How to properly recognize different line endings in C?

1.4k views Asked by At

I guess the title speaks for itself.

I am coding a C program on Windows 7, using g++ and Notepad++, which compares content of files.

Content of the file:

simple
file with lines

File has line endings in windows style CRLF.

When I count the length of file using this code:

fseek(file, 0, SEEK_END);
size = ftell(file);
fseek(file, 0, SEEK_SET);

I get 23.

When I change line endings to Unix format LF (using Notepad++) I get 22 length.

This creates kind of a problem, when comparing two files. That's why I ask, if there is a way to determine if given file has LF or CR or CRLF.

I know that I can distinguish between CR and LF, LF has ascii code 10 and CR has ascii code 13. Or LF is '\n' and CR is '\r'.

But when reading file char after char I always get LF (ascii 10), even if there is CRLF.

I hope I made it clear. Thanks.

2

There are 2 answers

0
mmmmmm On BEST ANSWER

That is the difference between reading files in text and binary mode.

In text mode (fopen with the relevant parameters fopen( file, "r") then getc etc) all line ends are read as one character. If you read in binary mode e.g. fopen(file, "rb") then you will get the actual bytes and you will see CRLF and CR as different. fseek will use the actual number of bytes and so sees the difference in line endings.

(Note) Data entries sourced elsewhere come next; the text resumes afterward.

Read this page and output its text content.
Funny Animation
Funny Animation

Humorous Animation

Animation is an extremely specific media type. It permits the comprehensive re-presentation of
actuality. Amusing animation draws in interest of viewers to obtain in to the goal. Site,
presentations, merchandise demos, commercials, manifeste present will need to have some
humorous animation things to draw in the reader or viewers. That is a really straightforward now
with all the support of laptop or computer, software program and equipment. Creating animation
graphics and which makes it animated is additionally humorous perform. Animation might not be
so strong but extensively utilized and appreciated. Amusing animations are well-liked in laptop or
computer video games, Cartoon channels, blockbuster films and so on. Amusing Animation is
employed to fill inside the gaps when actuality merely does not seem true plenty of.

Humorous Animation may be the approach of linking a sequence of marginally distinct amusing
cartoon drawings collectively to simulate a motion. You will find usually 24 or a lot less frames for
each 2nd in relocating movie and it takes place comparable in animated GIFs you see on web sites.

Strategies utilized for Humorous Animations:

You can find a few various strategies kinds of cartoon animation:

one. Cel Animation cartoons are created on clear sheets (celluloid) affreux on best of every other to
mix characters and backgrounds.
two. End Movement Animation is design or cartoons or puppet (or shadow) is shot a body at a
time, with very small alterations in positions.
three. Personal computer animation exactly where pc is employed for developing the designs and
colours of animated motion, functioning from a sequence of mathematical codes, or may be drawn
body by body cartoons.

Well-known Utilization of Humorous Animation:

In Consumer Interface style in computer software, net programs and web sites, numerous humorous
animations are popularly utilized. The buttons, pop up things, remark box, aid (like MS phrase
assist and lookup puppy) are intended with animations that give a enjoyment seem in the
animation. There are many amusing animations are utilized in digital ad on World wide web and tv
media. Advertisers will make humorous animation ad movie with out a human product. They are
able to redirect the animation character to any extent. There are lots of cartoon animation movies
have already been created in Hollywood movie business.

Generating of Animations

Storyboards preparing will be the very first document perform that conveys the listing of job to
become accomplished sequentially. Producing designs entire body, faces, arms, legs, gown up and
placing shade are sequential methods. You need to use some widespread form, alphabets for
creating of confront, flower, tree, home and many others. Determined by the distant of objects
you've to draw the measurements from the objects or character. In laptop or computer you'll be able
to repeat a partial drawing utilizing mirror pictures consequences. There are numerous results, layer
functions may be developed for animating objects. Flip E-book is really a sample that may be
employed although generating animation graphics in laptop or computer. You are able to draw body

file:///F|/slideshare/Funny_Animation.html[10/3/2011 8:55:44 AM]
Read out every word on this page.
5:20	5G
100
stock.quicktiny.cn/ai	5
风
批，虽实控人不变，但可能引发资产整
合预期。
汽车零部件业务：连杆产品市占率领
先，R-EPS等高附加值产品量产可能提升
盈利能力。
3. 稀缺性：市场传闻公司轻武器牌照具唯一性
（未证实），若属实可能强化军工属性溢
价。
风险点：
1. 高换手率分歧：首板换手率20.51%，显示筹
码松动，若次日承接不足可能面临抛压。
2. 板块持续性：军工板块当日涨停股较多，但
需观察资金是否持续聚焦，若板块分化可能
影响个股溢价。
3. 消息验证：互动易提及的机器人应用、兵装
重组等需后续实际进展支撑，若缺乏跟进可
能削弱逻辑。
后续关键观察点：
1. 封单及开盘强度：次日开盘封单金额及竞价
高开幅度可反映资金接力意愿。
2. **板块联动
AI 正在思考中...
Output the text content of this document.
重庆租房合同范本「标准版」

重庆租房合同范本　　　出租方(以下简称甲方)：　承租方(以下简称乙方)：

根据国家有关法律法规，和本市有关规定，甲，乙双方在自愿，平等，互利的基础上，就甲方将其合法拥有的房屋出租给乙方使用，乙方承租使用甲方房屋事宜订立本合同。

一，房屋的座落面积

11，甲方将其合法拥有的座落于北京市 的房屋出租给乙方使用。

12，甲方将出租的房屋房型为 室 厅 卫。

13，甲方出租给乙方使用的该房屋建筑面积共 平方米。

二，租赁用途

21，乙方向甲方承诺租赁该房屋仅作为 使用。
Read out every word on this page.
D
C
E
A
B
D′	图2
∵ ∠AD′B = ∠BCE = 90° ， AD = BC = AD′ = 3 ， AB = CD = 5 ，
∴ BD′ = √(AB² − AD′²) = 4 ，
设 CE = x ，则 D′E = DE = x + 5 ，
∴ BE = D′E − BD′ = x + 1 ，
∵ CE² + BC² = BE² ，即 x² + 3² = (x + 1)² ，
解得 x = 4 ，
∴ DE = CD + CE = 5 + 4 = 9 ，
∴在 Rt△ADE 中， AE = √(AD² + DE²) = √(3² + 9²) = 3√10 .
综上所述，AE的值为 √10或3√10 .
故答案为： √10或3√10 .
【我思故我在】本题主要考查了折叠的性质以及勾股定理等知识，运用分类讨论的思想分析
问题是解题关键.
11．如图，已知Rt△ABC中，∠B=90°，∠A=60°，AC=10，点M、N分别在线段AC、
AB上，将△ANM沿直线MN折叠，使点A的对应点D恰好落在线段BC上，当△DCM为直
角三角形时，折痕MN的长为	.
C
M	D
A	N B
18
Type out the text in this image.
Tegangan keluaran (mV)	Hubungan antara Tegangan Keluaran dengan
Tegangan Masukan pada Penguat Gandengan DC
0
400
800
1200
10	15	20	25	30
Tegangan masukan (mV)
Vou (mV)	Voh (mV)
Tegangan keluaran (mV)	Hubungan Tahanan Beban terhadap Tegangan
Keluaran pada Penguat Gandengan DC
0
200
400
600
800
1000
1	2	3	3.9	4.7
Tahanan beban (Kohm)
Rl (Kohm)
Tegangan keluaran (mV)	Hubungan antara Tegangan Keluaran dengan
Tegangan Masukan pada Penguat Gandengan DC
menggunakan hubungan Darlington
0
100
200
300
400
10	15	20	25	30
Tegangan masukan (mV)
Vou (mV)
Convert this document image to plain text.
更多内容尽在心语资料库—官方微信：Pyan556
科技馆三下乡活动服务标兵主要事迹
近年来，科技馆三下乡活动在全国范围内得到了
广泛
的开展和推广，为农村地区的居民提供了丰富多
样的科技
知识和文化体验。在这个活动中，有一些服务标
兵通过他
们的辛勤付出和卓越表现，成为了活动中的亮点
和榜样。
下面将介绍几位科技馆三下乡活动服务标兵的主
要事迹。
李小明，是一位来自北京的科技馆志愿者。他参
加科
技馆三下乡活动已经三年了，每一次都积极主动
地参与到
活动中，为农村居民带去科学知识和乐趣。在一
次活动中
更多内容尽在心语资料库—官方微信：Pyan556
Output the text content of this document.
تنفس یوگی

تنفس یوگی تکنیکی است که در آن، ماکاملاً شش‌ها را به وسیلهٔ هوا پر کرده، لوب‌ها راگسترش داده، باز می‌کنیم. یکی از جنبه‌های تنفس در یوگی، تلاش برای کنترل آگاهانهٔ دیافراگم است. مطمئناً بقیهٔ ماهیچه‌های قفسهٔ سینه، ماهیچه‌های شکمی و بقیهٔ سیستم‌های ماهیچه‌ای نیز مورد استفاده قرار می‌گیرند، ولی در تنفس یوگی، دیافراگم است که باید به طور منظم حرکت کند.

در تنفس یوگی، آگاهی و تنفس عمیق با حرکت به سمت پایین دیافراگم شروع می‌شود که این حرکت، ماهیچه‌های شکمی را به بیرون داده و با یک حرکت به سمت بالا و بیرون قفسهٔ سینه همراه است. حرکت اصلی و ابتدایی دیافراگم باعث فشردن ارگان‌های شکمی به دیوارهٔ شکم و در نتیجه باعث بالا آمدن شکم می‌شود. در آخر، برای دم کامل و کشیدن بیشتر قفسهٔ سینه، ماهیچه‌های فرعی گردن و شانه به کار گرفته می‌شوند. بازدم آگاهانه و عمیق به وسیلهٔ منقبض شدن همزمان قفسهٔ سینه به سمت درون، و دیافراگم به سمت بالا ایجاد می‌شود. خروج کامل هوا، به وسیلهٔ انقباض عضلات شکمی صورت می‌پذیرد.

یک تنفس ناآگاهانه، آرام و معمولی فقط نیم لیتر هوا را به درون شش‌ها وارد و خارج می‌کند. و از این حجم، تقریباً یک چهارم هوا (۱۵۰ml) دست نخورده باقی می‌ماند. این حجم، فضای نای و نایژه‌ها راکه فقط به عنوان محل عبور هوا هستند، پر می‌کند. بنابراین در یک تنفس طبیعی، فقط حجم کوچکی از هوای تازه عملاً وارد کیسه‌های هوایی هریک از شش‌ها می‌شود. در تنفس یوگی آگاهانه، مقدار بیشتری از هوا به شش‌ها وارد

And the only way to tell is to read the files in the two different ways and see if there are CRLF pairs or the size differs, or in practice just see if there is a LF as I fdon't think any current major OS uses that as a line enfing.

1
j_random_hacker On

In addition to Mark's answer, if you need to do this for a filehandle that has already been opened (such as stdin or stdout), you can use _setmode():

#include <fcntl.h>
#include <io.h>

...

_setmode(fileno(stdin), _O_BINARY);

This works provided no input or output has already occurred to that filehandle. Incidentally, _setmode() only exists on Windows and DOS; on Unix-like operating systems (including versions of Mac OS since OS X), files are effectively always opened in binary mode, and fopen(file, "...b") there is accepted but has no effect. On these platforms, a line ending is encoded by the single character \n.